Ripened Peach Tart With a LÄRABAR Crust

Here's an easy summer treat for you! I can hardly even call it a recipe, more like a problem-solver.

My problem: I bought 2 lovely peaches and left them on the counter to ripen...in 100-degree heat. The skins shriveled almost immediately, so I tossed them in the fridge to save their poor lives. Knowing that I wasn't likely to sink my teeth into an overly-ripened, borderline shriveled peach (are you hungry yet?), I rummaged around for a creative solution.

I found these tart pans a few years ago on a stoop in Brooklyn, because that's what you do when you want to get rid of nice things and bless casual passers-by. As excited as I was to find them, they've been sitting in the back of my cupboard (or in a box) ever since. 

So, let's recap the problem: 2 past-their-prime peaches and a stack of never-been-used tart pans. 

Hmmm.

Matty and I are obsessed with LÄRABARs (not an ad, we just really like them). They are made totally with fruit and nuts, no added ingredients or nasty stuff. We stock up and keep them in the fridge, or in the bottom of my purse for emergencies. I found two left from the week prior and considered their robust ability to change form and possibly become a crust. I'm telling you, these things are magic.

I'm sure you see where I'm going with this (if the big graphic up top didn't give it away), so I'll cut to the chase and give you the "recipe" below. Because honestly, what's more annoying than finding a recipe on Pinterest and having to scroll past all the introductory text before you get to the good stuff? Lesgo.

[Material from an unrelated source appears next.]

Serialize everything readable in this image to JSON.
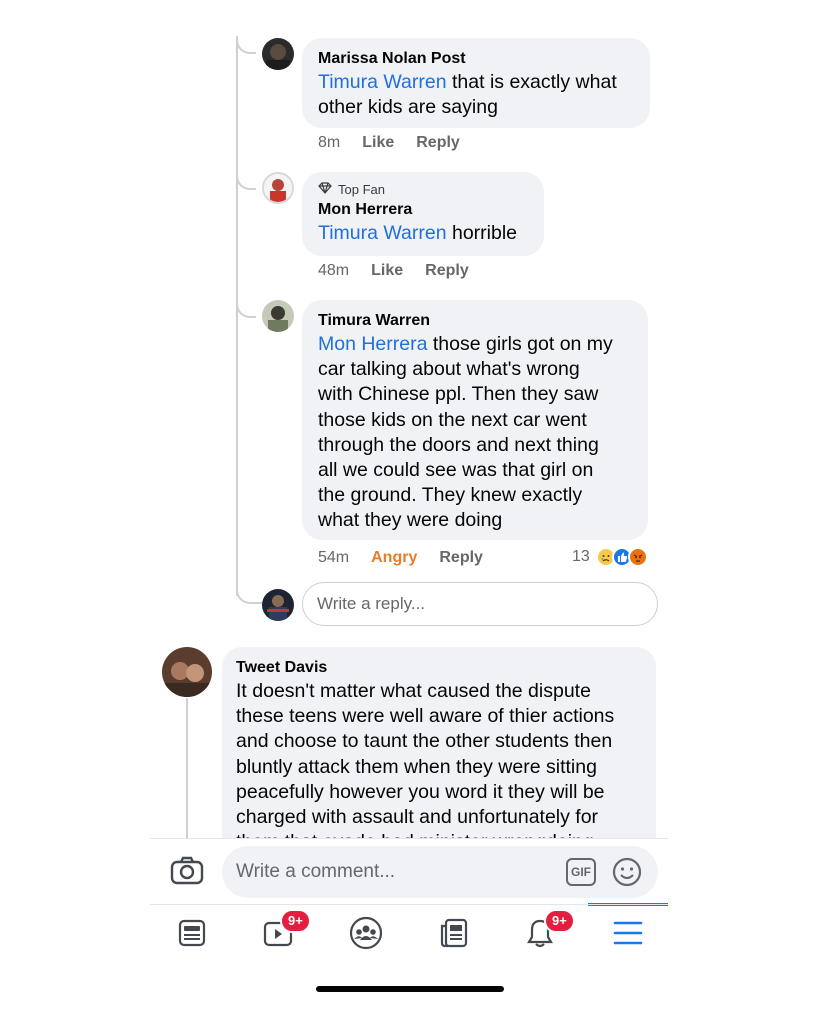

RIPENED PEACH TART WITH A LÄRABAR CRUST

Yield 2 Tarts

INGREDIENTS

2 LÄRABARs (I used Cashew Cookie & Blueberry since it's what I had on hand)
2 ripened peaches
Coconut Oil
Cinnamon
Honey
Coconut Milk (chilled, full fat)

METHOD

  1. Warm LÄRABARs in microwave 10 seconds at a time until soft and pliable.
  2. Use the back of a spoon to shape the bar into a crust, one bar per tart pan.
  3. Thinly slice peaches then use your hands to peel off the skin.
  4. Heat about a tablespoon of coconut oil in a skillet over medium heat. Add peaches and sprinkle with cinnamon. Cook for about 5 minutes, until softened.
  5. Distribute peaches in tart pans and drizzle with honey.
  6. To make coconut cream: Open chilled coconut (in the fridge overnight) and skim off the separated cream into a bowl. Add a tablespoon of honey, or to desired sweetness, and blend. 

Because we were losing sunlight and needed the photo, I topped the tarts with coconut cream that melted beautifully over the hot peaches. We didn't eat the tarts until later that night, so I chilled them for later. I imagine they are lovely hot, but they were amazing chilled. The perfect make-ahead dessert for all your summer gatherings.